Sem dúvida, a irrupção dos grupos armados produzirá confrontos violentos nos próximos meses. O peso do material militar está do lado do Tatmadaw, mas seu moral não foi testado e eles podem entrar em colapso sob a pressão dos protestos. Enquanto a juventude se mantém firme e o moral está do lado do movimento de massas que resiste a cada dia com mais força. Cada passo organizacional está também na experiência com a LND que não levantou um dedo a favor das minorias étnicas em seus anos de governo e tem um curso de gestão conjunta com os militares. Diante da possibilidade de uma guerra civil, o rompimento com a LND torna-se mais imperativo.

A luta atual em nível nacional não deixa espaço para nenhum ponto de encontro entre civis e militares. A guerra civil e os conflitos urbanos parecem uma possibilidade catastrófica. Embora a luta tenha se confinado principalmente a áreas remotas, fronteiriças ou rurais, em breve poderá se espalhar para ambientes urbanos. Não apenas a guerra civil poderia se espalhar para o interior a partir das fronteiras, mas a guerra urbana poderia irromper nas cidades. Essa mesma possibilidade abriria as portas para a intervenção de potências imperialistas e regionais como os EUA (como vimos na Síria e na Líbia em 2011) ou a China que tem interesses econômicos importantes no país, o que resultaria em um cenário reacionário abortando a possibilidade de um processo revolucionário.

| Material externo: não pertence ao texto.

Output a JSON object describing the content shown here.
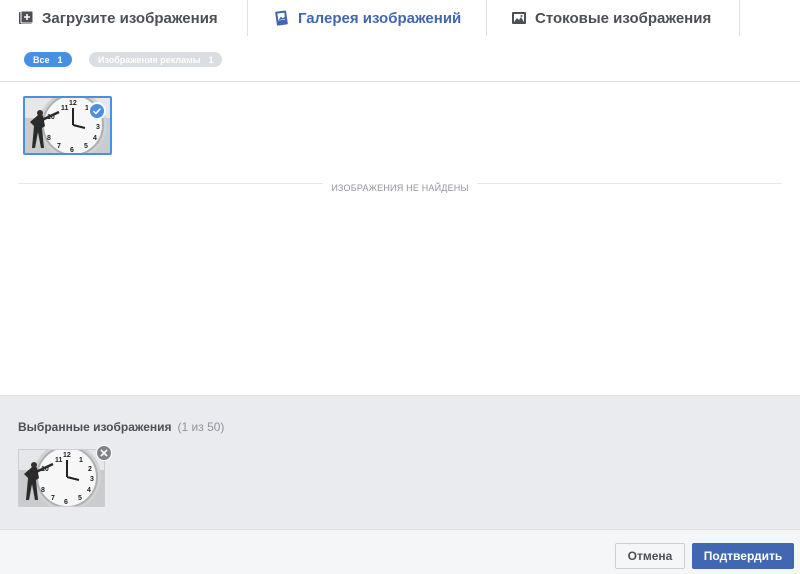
{
  "tabs": [
    {
      "label": "Загрузите изображения",
      "icon": "upload-image-icon"
    },
    {
      "label": "Галерея изображений",
      "icon": "image-gallery-icon",
      "active": true
    },
    {
      "label": "Стоковые изображения",
      "icon": "stock-image-icon"
    }
  ],
  "filters": {
    "all": {
      "label": "Все",
      "count": "1"
    },
    "ads": {
      "label": "Изображения рекламы",
      "count": "1"
    }
  },
  "gallery": {
    "empty_text": "ИЗОБРАЖЕНИЯ НЕ НАЙДЕНЫ",
    "thumbnail": "clock-man-photo"
  },
  "selected": {
    "title": "Выбранные изображения",
    "count_text": "(1 из 50)"
  },
  "footer": {
    "cancel_label": "Отмена",
    "confirm_label": "Подтвердить"
  },
  "colors": {
    "accent": "#4267b2",
    "pill_active": "#4a90e2",
    "pill_inactive": "#dadde1",
    "selected_bg": "#e9ebee"
  }
}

A possibilidade de uma guerra civil em Mianmar aumenta cada vez mais a necessidade de autodefesa e da existência de uma organização independente - tanto da LND, quanto das guerrilhas étnicas e das potências imperialistas. Deve ser liderado pela juventude e pela classe trabalhadora em aliança com as minorias étnicas para impor uma agenda que responda aos verdadeiros interesses democráticos sob um governo de trabalhadores que têm sofrido fome e exploração. No momento, a experiência que Mianmar está passando tem o olhar atento de trabalhadores e jovens de toda a região que os vêem com total simpatia.